Arrecadação em alta, mas ritmo desacelera
O crescimento de 8,8% na receita total em 2024, embora positivo, foi inferior aos registrados em 2022 (11,6%) e 2023 (9,7%). As receitas correntes somaram R$ 23,65 bilhões (+7,6%), enquanto as de capital chegaram a R$ 2,08 bilhões (+23,5%).
A arrecadação de tributos próprios dos municípios aumentou 12,2%, com destaque para o Imposto sobre Serviços (ISS), que cresceu 12,5%, e o ITBI, que avançou 16,1%. Já o IPTU teve uma leve retração de 1,1%, influenciada por uma redução na arrecadação de Vila Velha.

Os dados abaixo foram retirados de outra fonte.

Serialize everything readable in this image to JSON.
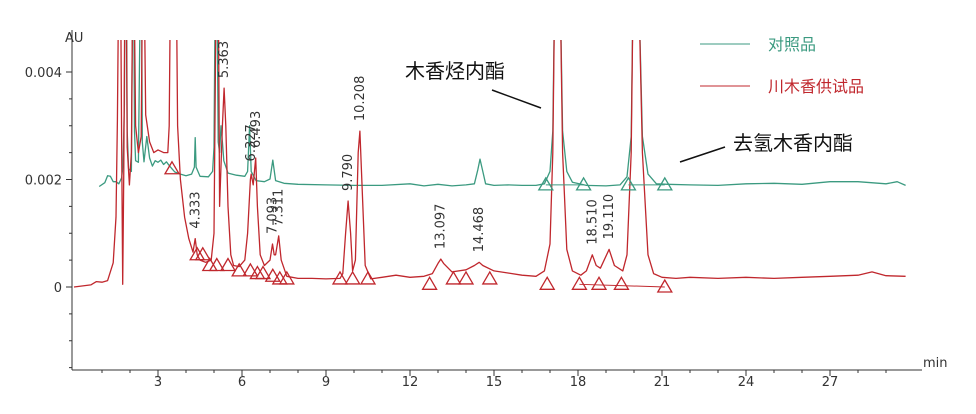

As transferências de outras esferas de governo também tiveram desempenho robusto. A quota-parte do ICMS subiu 12,6%, o Fundo de Participação dos Municípios (FPM) cresceu 7,8%, e os repasses de royalties de petróleo e gás aumentaram 26,4%, impulsionados por um acordo sobre a produção no Campo de Jubarte.
Indicadores fiscais apresentam piora
O forte crescimento das despesas impactou negativamente a saúde fiscal dos municípios. O indicador de equilíbrio fiscal, que mede a capacidade de poupança, piorou, com 90,1% das receitas correntes sendo comprometidas com despesas correntes e amortizações da dívida. A disponibilidade líquida de caixa também caiu: o saldo positivo dos municípios diminuiu de R$ 2,65 bilhões em 2023 para R$ 2,22 bilhões em 2024. Consequentemente, o número de cidades com mais contas a pagar do que dinheiro em caixa aumentou de 8 para 10 no período. Segundo o anuário, os recursos que saíram do caixa foram provavelmente direcionados para o aumento recorde dos investimentos.